The moment he did, something shifted. It felt as though the world had been hiding faint glimmers of water mana all along, and only now did they reveal themselves. His mind opened wider, seeing more clearly.
'So this is what it feels like…'He hadn't known what to expect, but it wasn't this quiet, electrifying awakening.
It was late by the time he closed the manual. Alex showered quickly and collapsed into bed.
A few hours later, his alarm tore him from sleep, and the cycle began again.
He kept this routine for an entire week. The exhaustion began etching itself onto his features—dark circles, slower reactions, pale skin. Tessa was the first to notice.
At first, she chalked it up to nightmares or grief. But when Alex began actively avoiding her, suspicion bloomed.
He dodged conversations, slipped out of groups, and barely responded to greetings.
It hurt her more than she wanted to admit.
She cared about him—about his recovery, his presence, even just spending time together—but he was shutting her out completely. When she finally confronted him about it, Alex brushed it off like dust.
"Sorry, I've been sleeping little. Nightmares." Then he offered another excuse and walked away before she could push further.
She decided to give him a bit more time… but not forever.
Scarlett was the next to notice. Unlike Tessa, she had the authority to make Alex stay behind after class.
"What's going on with you? You look sick," she said bluntly.
Alex gave her the same excuse he'd fed Tessa.
"Uh-huh. Sure…" Scarlett narrowed her eyes, clearly unconvinced. 'He really thinks I'll believe that bullshit? Who does he take me for?'
But she couldn't force him to speak, and in the end, she let him go—though not without worry.

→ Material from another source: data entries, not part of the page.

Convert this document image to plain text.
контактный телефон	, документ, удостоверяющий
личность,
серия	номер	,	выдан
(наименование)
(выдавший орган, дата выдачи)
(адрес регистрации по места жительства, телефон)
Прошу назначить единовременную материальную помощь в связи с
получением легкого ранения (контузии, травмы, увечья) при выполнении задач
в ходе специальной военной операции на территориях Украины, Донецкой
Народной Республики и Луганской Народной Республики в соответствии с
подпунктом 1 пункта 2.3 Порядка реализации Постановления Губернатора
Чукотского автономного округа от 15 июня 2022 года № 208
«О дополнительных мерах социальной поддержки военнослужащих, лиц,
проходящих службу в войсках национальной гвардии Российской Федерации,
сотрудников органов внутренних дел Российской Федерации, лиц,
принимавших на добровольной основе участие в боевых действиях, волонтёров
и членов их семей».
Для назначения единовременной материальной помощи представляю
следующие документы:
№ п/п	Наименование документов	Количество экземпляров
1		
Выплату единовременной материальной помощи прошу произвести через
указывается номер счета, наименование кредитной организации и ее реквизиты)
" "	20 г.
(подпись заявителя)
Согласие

Alex, on his end, didn't care whether she believed him. He just didn't want distractions—or interference.
Besides the occasional check-ins from Tessa, no one else bothered him. And so, three more weeks slipped by.
During that time, Alex finally succeeded in creating a functional version of Spiked Water Arrow. All that remained was live testing at the gym to adjust the nodes accordingly.
Following Fabian's advice, he had visited the town's library over the weekend. There, he read through multiple advanced spell-creation texts, learning techniques that fundamentally changed his approach.
Instead of relying on the water's structure alone, he would use wind mana as an external stabilizer—reinforcing shape, maintaining rotation, and drastically lowering mana consumption from the control node.
However, the revised spell came with a drawback: it was louder. Less discreet. So he needed to increase the casting range—longer even than Water Spear—to ensure he could fire the spell and retreat before anyone traced the direction.
Now, standing before the training facilities, Alex took a deep breath and entered.
He fired the spell.
The result was disappointing to say the least. Too little power to penetrate anything meaningful. Too unstable to maintain stability at the desired range.
Still, Alex tested it repeatedly, analyzing every fluctuation, every wobble in the structure. He listed smaller flaws, corrected what he could, and tested again.
Hours passed.
When he finally stopped, he was drenched in sweat and frustration.
'Back to the drawing board it is… fuck me.'
Over the next few days, he studied the problem more thoroughly. Eventually, clarity struck him again.
'I'm approaching it wrong. Coating the water with wind mana is inefficient. I need partial fusion—a semi-combination. Let wind act as the rotational force, letting the water harden through accelerated spin… that would increase solidity and penetration.'
He returned to the schematics.This time, he wasn't rebuilding the spell—just refining its foundation.
And now, he had it. A design far more solid than the previous one—at least, theoretically.